Joanies Reef isn’t a name you’re gonna find on your NOAA Chart or on your GPS Map page for the Florida Keys

Small Hawksbill Turtle in the Florida Keys


Joanies Reef doesn’t have a marker or any mooring buoys to tie your boat too. The depth of the water ranges from ten feet to twenty five feet. This is NOT a Sanctuary Preservation Area. It’s legal to take lobster and fish as long as you have your Florida Saltwater Fishing License. Remember you’ll need the lobster endorsement if you plan to take lobster. The limit on lobster is six per person per day. This reef is located about four miles southeast of Vaca Cut. The GPS Coordinates are 24'39.380N and 081'00.570W.

You’re not gonna find the name of this reef on any of your charts or in your GPS. It’s one of those locals dive sites that not too many people visit. Most of the time you’ll be the only boat here.

This is a really nice reef to snorkel and free dive. There are two outstanding features you’ll want to look for.

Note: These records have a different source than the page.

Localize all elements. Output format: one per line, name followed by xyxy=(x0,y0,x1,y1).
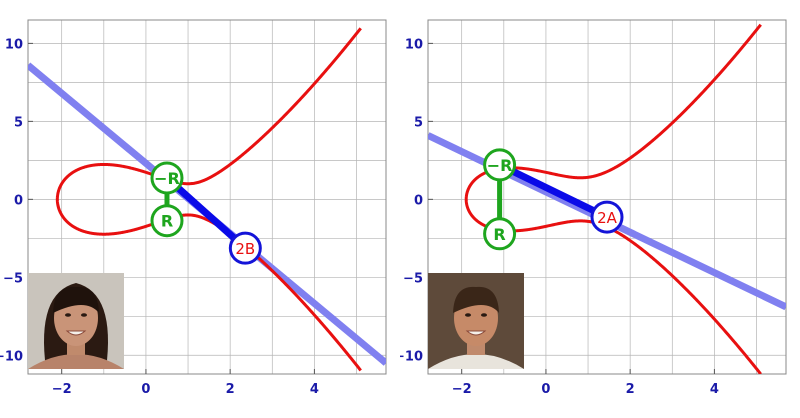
point-label: −R xyxy=(154,169,180,188)
point-r: R xyxy=(483,217,517,251)
point-marker xyxy=(590,200,624,234)
point-marker xyxy=(483,217,517,251)
plot-frame xyxy=(27,19,387,375)
y-tick-label: −5 xyxy=(3,271,23,286)
man-portrait-icon xyxy=(428,273,524,369)
y-tick-label: 0 xyxy=(14,193,23,208)
woman-portrait-icon xyxy=(28,273,124,369)
x-tick-label: 2 xyxy=(226,382,235,397)
y-tick-label: −5 xyxy=(403,271,423,286)
point-label: −R xyxy=(487,156,513,175)
x-tick-label: 4 xyxy=(710,382,719,397)
y-tick-label: 10 xyxy=(5,37,23,52)
x-tick-label: 0 xyxy=(141,382,150,397)
point-doubled: 2A xyxy=(590,200,624,234)
point-marker xyxy=(483,148,517,182)
point-label: 2A xyxy=(597,209,618,227)
elliptic-curve xyxy=(55,27,362,372)
point-r: R xyxy=(150,204,184,238)
point-marker xyxy=(150,204,184,238)
right-elliptic-curve-chart: −10 −5 0 5 10 −2 0 2 4 −R R 2A xyxy=(400,19,787,397)
y-tick-label: −10 xyxy=(400,349,423,364)
point-neg-r: −R xyxy=(483,148,517,182)
x-tick-label: 2 xyxy=(626,382,635,397)
x-tick-label: 0 xyxy=(541,382,550,397)
chord-segment xyxy=(498,161,609,221)
y-tick-label: 10 xyxy=(405,37,423,52)
chord-segment xyxy=(164,175,248,251)
x-tick-label: −2 xyxy=(52,382,72,397)
plot-frame xyxy=(427,19,787,375)
y-tick-label: 0 xyxy=(414,193,423,208)
x-tick-label: −2 xyxy=(452,382,472,397)
left-elliptic-curve-chart: −10 −5 0 5 10 −2 0 2 4 −R R 2B xyxy=(0,19,387,397)
point-label: R xyxy=(161,212,173,231)
y-tick-label: −10 xyxy=(0,349,23,364)
point-marker xyxy=(228,231,262,265)
point-label: R xyxy=(493,225,505,244)
x-tick-label: 4 xyxy=(310,382,319,397)
point-neg-r: −R xyxy=(150,161,184,195)
point-doubled: 2B xyxy=(228,231,262,265)
y-tick-label: 5 xyxy=(14,115,23,130)
point-label: 2B xyxy=(235,240,255,258)
point-marker xyxy=(150,161,184,195)
y-tick-label: 5 xyxy=(414,115,423,130)
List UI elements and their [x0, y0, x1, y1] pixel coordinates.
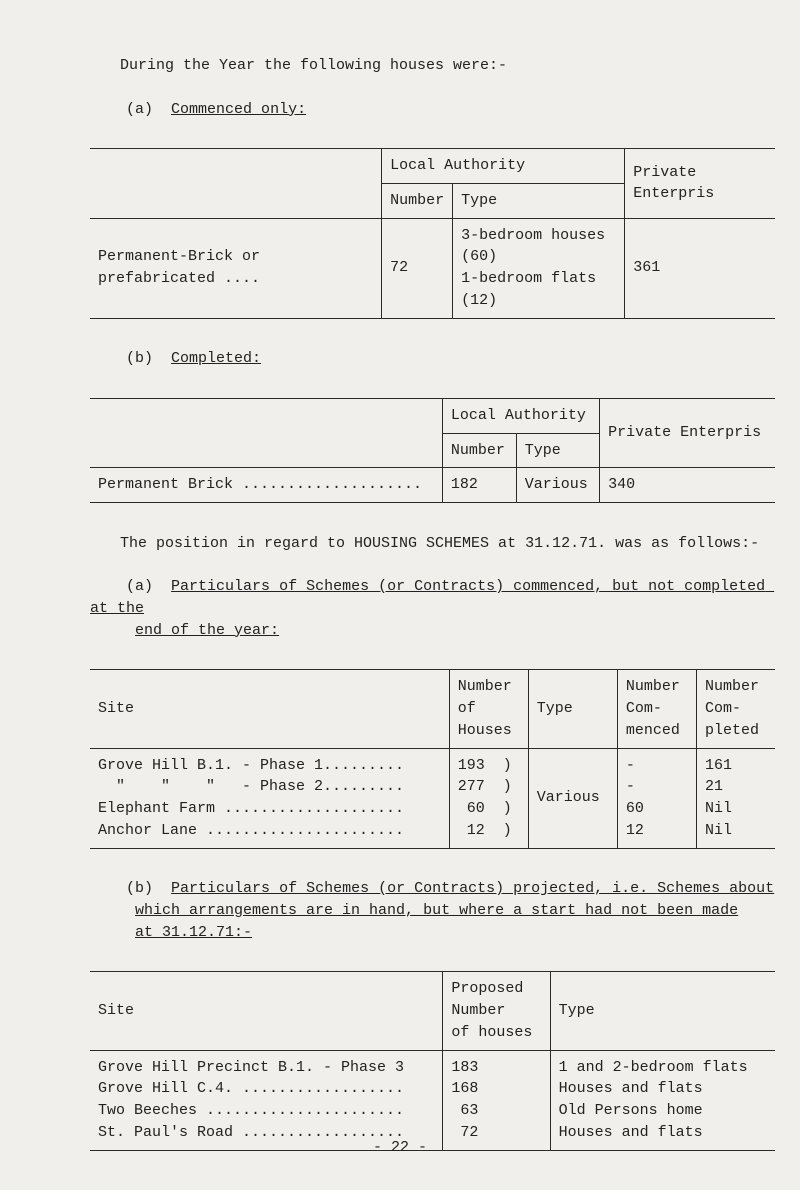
t4-site-hdr: Site: [90, 972, 443, 1050]
t1-local-auth: Local Authority: [382, 149, 625, 184]
table-row: -: [626, 755, 688, 777]
table-row: 12 ): [458, 820, 520, 842]
b2-text-l3: at 31.12.71:-: [135, 924, 252, 941]
table-row: 277 ): [458, 776, 520, 798]
intro-line: During the Year the following houses wer…: [90, 55, 775, 77]
t2-number-hdr: Number: [442, 433, 516, 468]
text-line: of houses: [451, 1022, 541, 1044]
table-row: 183: [451, 1057, 541, 1079]
t2-type-hdr: Type: [516, 433, 599, 468]
table-row: 168: [451, 1078, 541, 1100]
b2-text-l1: Particulars of Schemes (or Contracts) pr…: [171, 880, 774, 897]
table-particulars-projected: Site Proposed Number of houses Type Grov…: [90, 971, 775, 1150]
table-row: 63: [451, 1100, 541, 1122]
a2-text-l2: end of the year:: [135, 622, 279, 639]
b-label: (b): [126, 350, 153, 367]
t3-type-hdr: Type: [528, 670, 617, 748]
b2-text-l2: which arrangements are in hand, but wher…: [135, 902, 738, 919]
text-line: pleted: [705, 720, 767, 742]
table-row: Nil: [705, 820, 767, 842]
page-number: - 22 -: [0, 1139, 800, 1156]
section-a2: (a) Particulars of Schemes (or Contracts…: [90, 555, 775, 664]
t3-nh: 193 ) 277 ) 60 ) 12 ): [449, 748, 528, 848]
table-row: Grove Hill B.1. - Phase 1.........: [98, 755, 441, 777]
table-row: 21: [705, 776, 767, 798]
table-row: Elephant Farm ....................: [98, 798, 441, 820]
t4-n: 183 168 63 72: [443, 1050, 550, 1150]
text-line: 3-bedroom houses (60): [461, 225, 616, 269]
text-line: Com-: [626, 698, 688, 720]
t4-sites: Grove Hill Precinct B.1. - Phase 3 Grove…: [90, 1050, 443, 1150]
text-line: Com-: [705, 698, 767, 720]
text-line: Houses: [458, 720, 520, 742]
b2-label: (b): [126, 880, 153, 897]
t3-type-shared: Various: [528, 748, 617, 848]
table-row: Houses and flats: [559, 1078, 767, 1100]
table-row: Nil: [705, 798, 767, 820]
table-row: 60: [626, 798, 688, 820]
b-text: Completed:: [171, 350, 261, 367]
table-row: 12: [626, 820, 688, 842]
t2-local-auth: Local Authority: [442, 398, 599, 433]
t2-row-label: Permanent Brick ....................: [90, 468, 442, 503]
table-particulars-commenced: Site Number of Houses Type Number Com- m…: [90, 669, 775, 848]
t4-t: 1 and 2-bedroom flats Houses and flats O…: [550, 1050, 775, 1150]
table-row: Grove Hill Precinct B.1. - Phase 3: [98, 1057, 434, 1079]
t3-nh-hdr: Number of Houses: [449, 670, 528, 748]
t4-prop-hdr: Proposed Number of houses: [443, 972, 550, 1050]
a-label: (a): [126, 101, 153, 118]
t3-site-hdr: Site: [90, 670, 449, 748]
table-row: 60 ): [458, 798, 520, 820]
section-a: (a) Commenced only:: [90, 77, 775, 142]
table-row: Anchor Lane ......................: [98, 820, 441, 842]
t1-number-hdr: Number: [382, 183, 453, 218]
t2-private: Private Enterpris: [600, 398, 775, 468]
table-row: Grove Hill C.4. ..................: [98, 1078, 434, 1100]
t3-nc-hdr: Number Com- menced: [617, 670, 696, 748]
t1-row-number: 72: [382, 218, 453, 318]
table-commenced: Local Authority Private Enterpris Number…: [90, 148, 775, 319]
text-line: Number: [626, 676, 688, 698]
a2-text-l1: Particulars of Schemes (or Contracts) co…: [90, 578, 774, 617]
table-row: " " " - Phase 2.........: [98, 776, 441, 798]
text-line: 1-bedroom flats (12): [461, 268, 616, 312]
t2-row-type: Various: [516, 468, 599, 503]
t3-sites: Grove Hill B.1. - Phase 1......... " " "…: [90, 748, 449, 848]
t1-row-type: 3-bedroom houses (60) 1-bedroom flats (1…: [453, 218, 625, 318]
text-line: Number: [705, 676, 767, 698]
text-line: menced: [626, 720, 688, 742]
a2-label: (a): [126, 578, 153, 595]
t3-ncp-hdr: Number Com- pleted: [696, 670, 775, 748]
t1-row-private: 361: [625, 218, 775, 318]
table-row: Two Beeches ......................: [98, 1100, 434, 1122]
t1-row-label: Permanent-Brick or prefabricated ....: [90, 218, 382, 318]
t4-type-hdr: Type: [550, 972, 775, 1050]
text-line: Number: [458, 676, 520, 698]
t2-row-number: 182: [442, 468, 516, 503]
table-row: Old Persons home: [559, 1100, 767, 1122]
mid-line: The position in regard to HOUSING SCHEME…: [90, 533, 775, 555]
text-line: Proposed: [451, 978, 541, 1000]
section-b2: (b) Particulars of Schemes (or Contracts…: [90, 857, 775, 966]
table-completed: Local Authority Private Enterpris Number…: [90, 398, 775, 503]
text-line: of: [458, 698, 520, 720]
section-b: (b) Completed:: [90, 327, 775, 392]
a-text: Commenced only:: [171, 101, 306, 118]
table-row: 1 and 2-bedroom flats: [559, 1057, 767, 1079]
t3-ncp: 161 21 Nil Nil: [696, 748, 775, 848]
t3-nc: - - 60 12: [617, 748, 696, 848]
table-row: -: [626, 776, 688, 798]
t2-row-private: 340: [600, 468, 775, 503]
t1-private: Private Enterpris: [625, 149, 775, 219]
t1-type-hdr: Type: [453, 183, 625, 218]
table-row: 193 ): [458, 755, 520, 777]
table-row: 161: [705, 755, 767, 777]
text-line: Number: [451, 1000, 541, 1022]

One is a deep ledge that starts at a depth of 15' of water. It quickly falls off to a depth of 25' as it slopes down toward the ocean floor.

This ledge creates a perfect sleeping area for sea creatures like sea turtles and nurse sharks. I’m always cautious when I’m diving in an area that has deep ledges and overhangs. More times than I can remember I’ve stuck my head under a ledge and found myself face to face with a huge nurse shark. This is when you’ll see me doing a lot of back paddling to get the h@%* out of there fast. The second outstanding feature is in the southern end of the reef. It’s a round shaped area that’s about 150 feet across.

It would be a good idea to pick up one of those disposable underwater cameras to take on this dive. You don’t want to miss the chance to get a shot of one of these magnificent creatures up front and close while diving in the Florida Keys.